The share of renewables in overall electricity generation will rise from 23 per cent in 2015 to almost 28 per cent in 2021, suggests the report. This means, 60 per cent of the growth in world’s energy generation capacity in this period will come from renewable. Significant growth in renewables will accelerate de-carbonisation in developed countries, where demand for additional electricity is limited. In many emerging markets such as those in China, India and the Association of Southeast Asian Nations (ASEAN) where power demand is expected to continue to grow significantly, renewables are anticipated to meet only a portion of new generation growth.

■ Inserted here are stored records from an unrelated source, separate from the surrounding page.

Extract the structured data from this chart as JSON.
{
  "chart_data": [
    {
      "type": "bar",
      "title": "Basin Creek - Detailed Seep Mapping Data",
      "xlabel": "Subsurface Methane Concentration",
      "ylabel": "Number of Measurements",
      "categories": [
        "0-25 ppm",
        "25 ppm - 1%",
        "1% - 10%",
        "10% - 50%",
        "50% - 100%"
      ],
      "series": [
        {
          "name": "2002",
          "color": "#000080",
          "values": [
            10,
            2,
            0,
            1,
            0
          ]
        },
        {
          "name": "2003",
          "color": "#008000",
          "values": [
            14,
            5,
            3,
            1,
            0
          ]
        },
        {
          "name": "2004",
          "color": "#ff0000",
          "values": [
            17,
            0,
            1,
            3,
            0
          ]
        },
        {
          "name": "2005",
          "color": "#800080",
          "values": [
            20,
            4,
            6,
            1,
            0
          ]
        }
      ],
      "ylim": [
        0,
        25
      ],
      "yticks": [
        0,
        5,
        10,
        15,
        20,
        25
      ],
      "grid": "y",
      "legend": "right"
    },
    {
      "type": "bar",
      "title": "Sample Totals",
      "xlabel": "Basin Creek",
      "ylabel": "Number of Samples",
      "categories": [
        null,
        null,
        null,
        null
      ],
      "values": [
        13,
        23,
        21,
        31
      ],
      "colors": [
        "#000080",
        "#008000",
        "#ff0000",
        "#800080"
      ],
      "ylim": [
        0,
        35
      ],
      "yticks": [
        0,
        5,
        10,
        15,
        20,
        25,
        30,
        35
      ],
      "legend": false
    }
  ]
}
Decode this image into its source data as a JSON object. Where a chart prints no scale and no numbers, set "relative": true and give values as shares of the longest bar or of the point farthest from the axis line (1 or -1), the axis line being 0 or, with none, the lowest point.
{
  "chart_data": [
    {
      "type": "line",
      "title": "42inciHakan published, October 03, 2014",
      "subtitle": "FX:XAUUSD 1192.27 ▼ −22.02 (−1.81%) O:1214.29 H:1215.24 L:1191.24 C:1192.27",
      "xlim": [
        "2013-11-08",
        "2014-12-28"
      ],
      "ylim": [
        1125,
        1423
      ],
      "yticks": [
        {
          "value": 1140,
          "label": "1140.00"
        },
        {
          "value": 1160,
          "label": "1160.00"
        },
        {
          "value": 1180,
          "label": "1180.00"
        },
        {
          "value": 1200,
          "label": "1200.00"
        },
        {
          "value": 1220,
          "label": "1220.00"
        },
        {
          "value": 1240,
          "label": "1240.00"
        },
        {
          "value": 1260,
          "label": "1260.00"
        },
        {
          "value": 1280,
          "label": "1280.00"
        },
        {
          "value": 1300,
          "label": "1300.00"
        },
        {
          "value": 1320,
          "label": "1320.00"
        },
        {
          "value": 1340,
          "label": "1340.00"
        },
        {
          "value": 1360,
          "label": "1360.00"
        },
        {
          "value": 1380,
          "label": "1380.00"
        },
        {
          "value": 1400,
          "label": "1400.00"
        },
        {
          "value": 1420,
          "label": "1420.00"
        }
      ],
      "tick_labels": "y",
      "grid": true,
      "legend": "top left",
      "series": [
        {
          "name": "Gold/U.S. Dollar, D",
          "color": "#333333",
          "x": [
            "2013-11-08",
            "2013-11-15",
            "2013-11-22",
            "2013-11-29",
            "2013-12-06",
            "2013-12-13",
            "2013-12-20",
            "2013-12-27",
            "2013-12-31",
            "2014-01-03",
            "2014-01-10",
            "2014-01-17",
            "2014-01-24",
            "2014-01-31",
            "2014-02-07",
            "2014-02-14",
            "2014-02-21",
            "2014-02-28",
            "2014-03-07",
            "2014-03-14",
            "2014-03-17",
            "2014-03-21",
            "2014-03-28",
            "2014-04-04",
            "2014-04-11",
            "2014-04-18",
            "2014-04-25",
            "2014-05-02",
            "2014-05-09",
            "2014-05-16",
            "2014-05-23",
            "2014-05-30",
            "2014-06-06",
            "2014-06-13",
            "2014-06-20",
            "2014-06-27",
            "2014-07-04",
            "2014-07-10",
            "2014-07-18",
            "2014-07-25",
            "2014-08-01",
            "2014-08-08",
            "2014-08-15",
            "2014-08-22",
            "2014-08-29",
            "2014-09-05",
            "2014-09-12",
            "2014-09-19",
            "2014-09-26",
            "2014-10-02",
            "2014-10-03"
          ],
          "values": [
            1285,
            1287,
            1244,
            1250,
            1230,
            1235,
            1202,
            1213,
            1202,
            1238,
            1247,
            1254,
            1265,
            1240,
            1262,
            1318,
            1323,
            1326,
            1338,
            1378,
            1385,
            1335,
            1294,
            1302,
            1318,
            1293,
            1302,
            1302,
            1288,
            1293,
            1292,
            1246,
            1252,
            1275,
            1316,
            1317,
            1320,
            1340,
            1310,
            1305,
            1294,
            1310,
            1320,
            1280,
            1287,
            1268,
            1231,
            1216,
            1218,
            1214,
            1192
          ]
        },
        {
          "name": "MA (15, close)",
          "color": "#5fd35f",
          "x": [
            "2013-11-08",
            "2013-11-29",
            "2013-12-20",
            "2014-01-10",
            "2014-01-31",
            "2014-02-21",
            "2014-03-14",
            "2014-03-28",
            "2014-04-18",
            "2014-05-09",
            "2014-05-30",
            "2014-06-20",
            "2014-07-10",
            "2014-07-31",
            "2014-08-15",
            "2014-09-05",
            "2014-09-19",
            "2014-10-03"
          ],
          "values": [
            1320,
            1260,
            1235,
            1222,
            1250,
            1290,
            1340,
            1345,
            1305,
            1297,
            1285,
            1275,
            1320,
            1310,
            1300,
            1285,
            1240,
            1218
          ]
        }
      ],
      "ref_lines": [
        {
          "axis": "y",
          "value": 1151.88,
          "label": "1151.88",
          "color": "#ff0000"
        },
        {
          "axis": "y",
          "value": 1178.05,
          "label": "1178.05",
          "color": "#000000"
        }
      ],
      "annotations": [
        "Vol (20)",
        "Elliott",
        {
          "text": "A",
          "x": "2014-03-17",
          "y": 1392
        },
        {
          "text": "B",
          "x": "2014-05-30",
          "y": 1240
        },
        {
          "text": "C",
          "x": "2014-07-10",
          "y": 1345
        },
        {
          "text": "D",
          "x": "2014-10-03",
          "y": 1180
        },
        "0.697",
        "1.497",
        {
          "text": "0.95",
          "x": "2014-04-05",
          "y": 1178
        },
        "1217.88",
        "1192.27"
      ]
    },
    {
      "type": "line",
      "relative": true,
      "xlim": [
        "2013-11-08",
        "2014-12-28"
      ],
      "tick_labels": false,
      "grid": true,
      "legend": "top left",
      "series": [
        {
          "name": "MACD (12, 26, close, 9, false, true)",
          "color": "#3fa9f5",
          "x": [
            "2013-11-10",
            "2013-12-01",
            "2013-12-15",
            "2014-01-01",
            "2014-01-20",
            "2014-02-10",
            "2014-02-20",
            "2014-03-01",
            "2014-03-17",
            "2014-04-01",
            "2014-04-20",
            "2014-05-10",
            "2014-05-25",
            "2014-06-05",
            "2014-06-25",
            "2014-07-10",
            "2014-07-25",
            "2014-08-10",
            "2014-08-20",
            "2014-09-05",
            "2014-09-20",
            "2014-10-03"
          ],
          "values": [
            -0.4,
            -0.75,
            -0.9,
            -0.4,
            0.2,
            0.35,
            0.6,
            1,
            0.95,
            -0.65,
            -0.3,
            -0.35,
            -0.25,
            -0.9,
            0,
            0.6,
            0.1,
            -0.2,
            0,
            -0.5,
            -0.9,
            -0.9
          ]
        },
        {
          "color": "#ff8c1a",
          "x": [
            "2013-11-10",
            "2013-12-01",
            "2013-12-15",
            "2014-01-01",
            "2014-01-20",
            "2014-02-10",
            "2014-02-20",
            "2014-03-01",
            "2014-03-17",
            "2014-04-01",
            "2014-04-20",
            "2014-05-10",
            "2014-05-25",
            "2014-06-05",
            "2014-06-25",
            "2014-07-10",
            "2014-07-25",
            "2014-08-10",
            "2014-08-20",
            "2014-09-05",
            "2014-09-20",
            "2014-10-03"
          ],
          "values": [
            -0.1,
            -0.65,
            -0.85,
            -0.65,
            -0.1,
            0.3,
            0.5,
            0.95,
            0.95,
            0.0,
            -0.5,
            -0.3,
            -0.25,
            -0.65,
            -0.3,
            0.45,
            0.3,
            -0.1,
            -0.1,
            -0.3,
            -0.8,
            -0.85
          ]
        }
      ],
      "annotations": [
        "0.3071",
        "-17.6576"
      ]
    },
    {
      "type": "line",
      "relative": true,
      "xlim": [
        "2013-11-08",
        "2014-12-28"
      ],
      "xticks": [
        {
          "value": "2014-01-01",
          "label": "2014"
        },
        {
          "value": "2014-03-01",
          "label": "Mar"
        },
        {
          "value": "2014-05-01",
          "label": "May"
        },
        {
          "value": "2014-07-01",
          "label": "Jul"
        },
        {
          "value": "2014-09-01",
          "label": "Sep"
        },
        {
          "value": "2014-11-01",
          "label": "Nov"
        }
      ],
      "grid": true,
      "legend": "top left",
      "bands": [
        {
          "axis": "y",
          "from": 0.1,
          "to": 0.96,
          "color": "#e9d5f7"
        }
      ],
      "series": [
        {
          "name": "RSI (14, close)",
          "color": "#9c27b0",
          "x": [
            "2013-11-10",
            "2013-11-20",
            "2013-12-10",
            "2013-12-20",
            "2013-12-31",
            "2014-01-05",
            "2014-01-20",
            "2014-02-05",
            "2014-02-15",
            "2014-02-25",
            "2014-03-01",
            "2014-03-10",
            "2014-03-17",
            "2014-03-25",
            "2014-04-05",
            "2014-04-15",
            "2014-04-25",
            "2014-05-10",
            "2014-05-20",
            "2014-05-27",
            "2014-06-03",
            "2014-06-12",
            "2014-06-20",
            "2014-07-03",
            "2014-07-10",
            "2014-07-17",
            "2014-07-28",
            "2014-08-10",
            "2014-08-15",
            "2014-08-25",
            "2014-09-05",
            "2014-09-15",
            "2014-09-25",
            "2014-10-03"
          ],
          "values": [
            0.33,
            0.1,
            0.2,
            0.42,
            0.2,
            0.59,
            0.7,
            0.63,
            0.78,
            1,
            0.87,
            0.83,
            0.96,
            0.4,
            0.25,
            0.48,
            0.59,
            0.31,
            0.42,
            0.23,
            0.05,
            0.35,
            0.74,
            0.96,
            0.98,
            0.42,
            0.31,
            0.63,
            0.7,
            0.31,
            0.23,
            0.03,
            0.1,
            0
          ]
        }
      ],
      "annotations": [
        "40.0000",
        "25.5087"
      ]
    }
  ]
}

Even though the report reflects positive results, more investment in the energy sector may be needed to meet climate goals. The projections for onshore wind and solar PV deployment are in line with the long term goal of limiting global temperature rise to 2°C. However, to meet the objective of the Paris Agreement—to limit temperature rise to 1.5°C—stronger decarbonisation rates and accelerated penetration of renewables in power, transport and heat sectors is needed, the report says.